Is China’s mobile internet the most lucrative sector in the country?
According to Fosun International, the country's largest private investment firm, this is indeed the case. Fosun, the Chinese investment company, already has a cooperation agreement in place with Chinese internet giant Alibaba. Liang Xinjun, vice chair and CEO at Fosun said the conglomerate would be happy to strengthen its relationship further.
According to Liang, "The business of mobile internet… will have explosive growth and can probably exceed the U.S. by three or four times. In the future it will be much bigger than the scale of the PC internet."
Xinjun is optimistic about other areas of development and believes that China's tourism sector is set for explosive growth the scale of which has already overtaken that of pharmaceuticals and is growing at a rate of 18 percent per year.
The CEO is also positive on China’s healthcare sector and says that “Healthcare…..in the next eight to 10 years …should become China's biggest industry."
Real Estate Slump
However, other economic analysts are not so positive. Their main concern about China’s economy in the second half of 2014 is a slump in the real estate sector. Fading construction threatens to hit demand for everything from steel to furniture. The official figures paint a depressing picture, with sales falling in July and work on new projects following them down. Alternative indicators from private real estate agencies point in the same direction. Statistics from China Real Estate Information Corp. show that sales in China’s top 30 cities in July were down 45 percent year on year.

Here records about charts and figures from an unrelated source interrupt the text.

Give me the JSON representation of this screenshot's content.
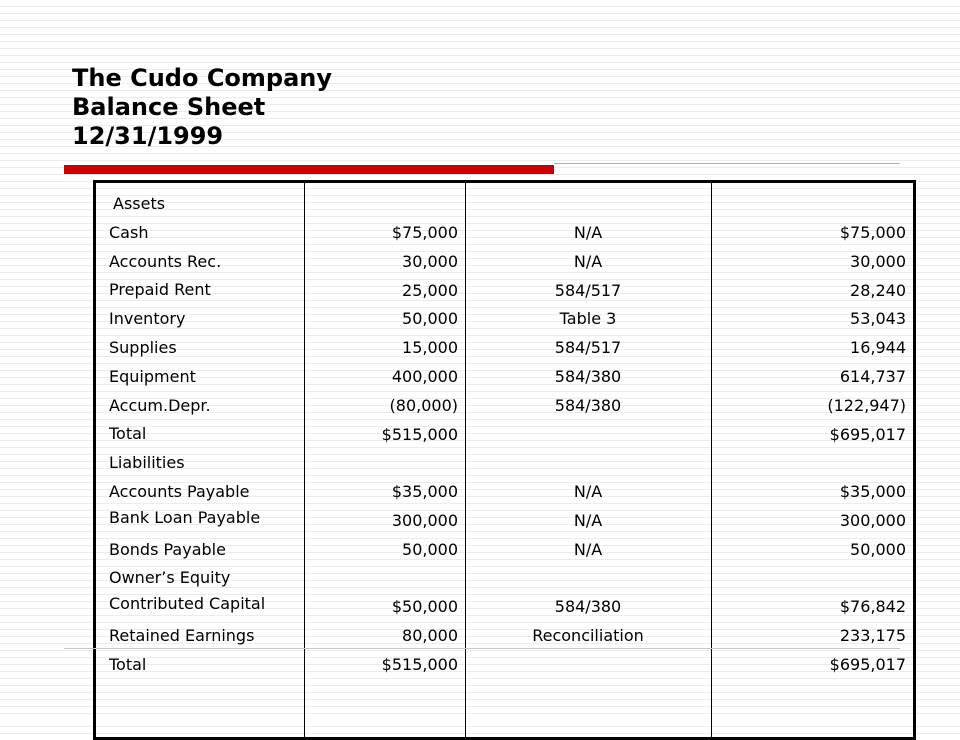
{
  "colors": {
    "accent": "#cc0000",
    "accent_line": "#b0b0b0",
    "text": "#000000",
    "border": "#000000"
  },
  "title": {
    "line1": "The Cudo Company",
    "line2": "Balance Sheet",
    "line3": "12/31/1999"
  },
  "table": {
    "labels": [
      "Assets",
      "Cash",
      "Accounts Rec.",
      "Prepaid Rent",
      "Inventory",
      "Supplies",
      "Equipment",
      "Accum.Depr.",
      "Total",
      "Liabilities",
      "Accounts Payable",
      "Bank Loan Payable",
      "Bonds Payable",
      "Owner’s Equity",
      "Contributed Capital",
      "Retained Earnings",
      "Total"
    ],
    "book_values": [
      "$75,000",
      "30,000",
      "25,000",
      "50,000",
      "15,000",
      "400,000",
      "(80,000)",
      "$515,000",
      "$35,000",
      "300,000",
      "50,000",
      "$50,000",
      "80,000",
      "$515,000"
    ],
    "references": [
      "N/A",
      "N/A",
      "584/517",
      "Table 3",
      "584/517",
      "584/380",
      "584/380",
      "",
      "N/A",
      "N/A",
      "N/A",
      "584/380",
      "Reconciliation",
      ""
    ],
    "adjusted_values": [
      "$75,000",
      "30,000",
      "28,240",
      "53,043",
      "16,944",
      "614,737",
      "(122,947)",
      "$695,017",
      "$35,000",
      "300,000",
      "50,000",
      "$76,842",
      "233,175",
      "$695,017"
    ]
  }
}
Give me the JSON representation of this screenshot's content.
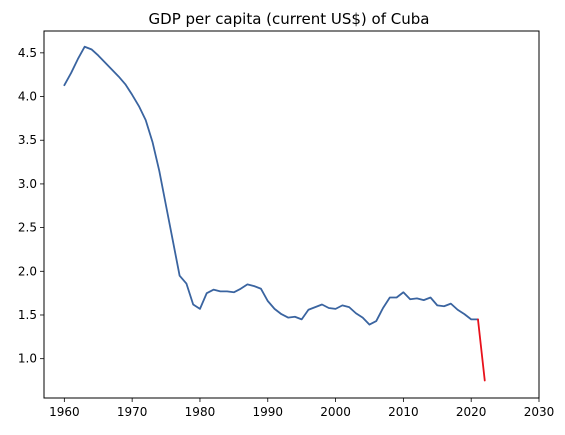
{
  "chart_data": {
    "type": "line",
    "title": "GDP per capita (current US$) of Cuba",
    "xlabel": "",
    "ylabel": "",
    "xlim": [
      1957,
      2030
    ],
    "ylim": [
      0.55,
      4.75
    ],
    "xticks": [
      1960,
      1970,
      1980,
      1990,
      2000,
      2010,
      2020,
      2030
    ],
    "yticks": [
      1.0,
      1.5,
      2.0,
      2.5,
      3.0,
      3.5,
      4.0,
      4.5
    ],
    "grid": false,
    "legend": "none",
    "series": [
      {
        "color": "#3a64a0",
        "x": [
          1960,
          1961,
          1962,
          1963,
          1964,
          1965,
          1966,
          1967,
          1968,
          1969,
          1970,
          1971,
          1972,
          1973,
          1974,
          1975,
          1976,
          1977,
          1978,
          1979,
          1980,
          1981,
          1982,
          1983,
          1984,
          1985,
          1986,
          1987,
          1988,
          1989,
          1990,
          1991,
          1992,
          1993,
          1994,
          1995,
          1996,
          1997,
          1998,
          1999,
          2000,
          2001,
          2002,
          2003,
          2004,
          2005,
          2006,
          2007,
          2008,
          2009,
          2010,
          2011,
          2012,
          2013,
          2014,
          2015,
          2016,
          2017,
          2018,
          2019,
          2020,
          2021
        ],
        "y": [
          4.13,
          4.27,
          4.43,
          4.57,
          4.54,
          4.47,
          4.39,
          4.31,
          4.23,
          4.14,
          4.02,
          3.89,
          3.73,
          3.48,
          3.15,
          2.75,
          2.35,
          1.95,
          1.86,
          1.62,
          1.57,
          1.75,
          1.79,
          1.77,
          1.77,
          1.76,
          1.8,
          1.85,
          1.83,
          1.8,
          1.66,
          1.57,
          1.51,
          1.47,
          1.48,
          1.45,
          1.56,
          1.59,
          1.62,
          1.58,
          1.57,
          1.61,
          1.59,
          1.52,
          1.47,
          1.39,
          1.43,
          1.58,
          1.7,
          1.7,
          1.76,
          1.68,
          1.69,
          1.67,
          1.7,
          1.61,
          1.6,
          1.63,
          1.56,
          1.51,
          1.45,
          1.45
        ]
      },
      {
        "color": "#e8111b",
        "x": [
          2021,
          2022
        ],
        "y": [
          1.45,
          0.75
        ]
      }
    ]
  }
}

The effects of the slowdown in real estate have had a ripple effect across the industrial sector. The official data indicate that increases in factory output are slowing. Electricity production, which even Premier Li Keqiang checks as a measure of economic activity, suggests that factory output could be flattening as electricity output decelerated to a 3.3 percent annual growth rate in July, the slowest in more than a year.

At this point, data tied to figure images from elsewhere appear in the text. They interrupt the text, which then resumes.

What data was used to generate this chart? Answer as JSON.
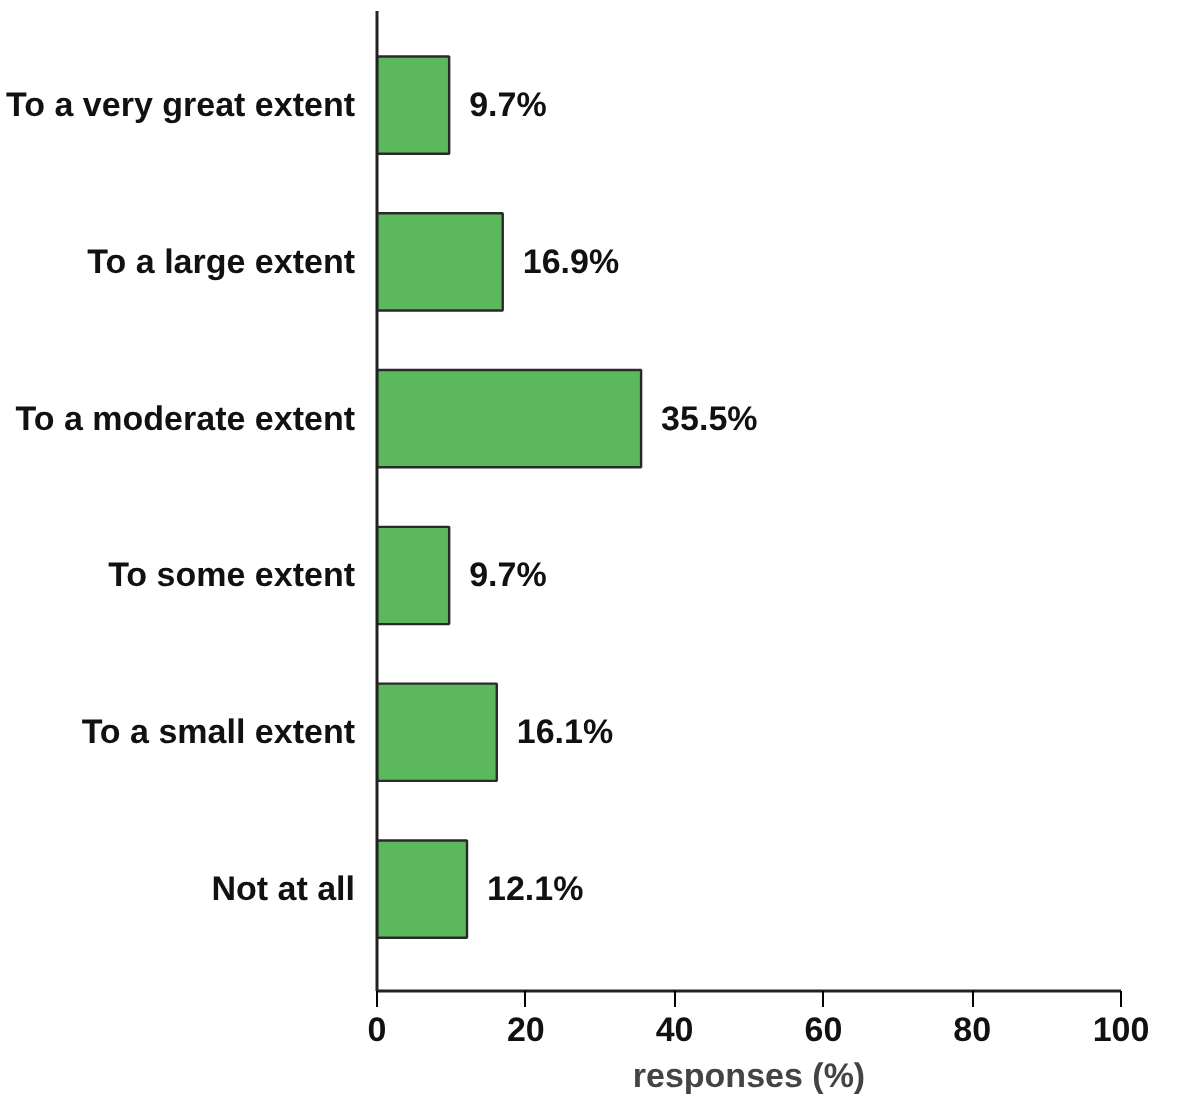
{
  "chart_data": {
    "type": "bar",
    "orientation": "horizontal",
    "xlabel": "responses (%)",
    "categories": [
      "To a very great extent",
      "To a large extent",
      "To a moderate extent",
      "To some extent",
      "To a small extent",
      "Not at all"
    ],
    "values": [
      9.7,
      16.9,
      35.5,
      9.7,
      16.1,
      12.1
    ],
    "value_labels": [
      "9.7%",
      "16.9%",
      "35.5%",
      "9.7%",
      "16.1%",
      "12.1%"
    ],
    "color": "#5cb85c",
    "xlim": [
      0,
      100
    ],
    "xticks": [
      0,
      20,
      40,
      60,
      80,
      100
    ],
    "grid": false
  }
}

There are also signs that high-end consumption is down. Hong Kong jewelry sales and revenue at Macao’s casinos—both widely used to track the spending of China’s rich—are both falling.
Car Sales Up
On the other hand, middle-class consumption remains intact with retail sales registering a solid 12.2 percent year-on-year growth in July, according to official figures. Alternative indicators paint a similar picture. Sales of passenger cars are in high gear. Yum! Brands (YUM)—owner of KFC—reports that Chinese consumers continue to find its chicken wings worth paying good yuan for.
Exports are another strong point. Overseas sales have been expanding at the fastest rate, say official data, since April 2013. Alternative indicators point in the same direction. The movement of containers at Shanghai’s port—a highly visible marker of trade volume—is accelerating. As the U.S. economy picks up, demand for “made in China” is rebounding with it. The fall in the yuan in the first half of the year—taking a few cents off the U.S. price of Chinese goods—hasn’t hurt exports either.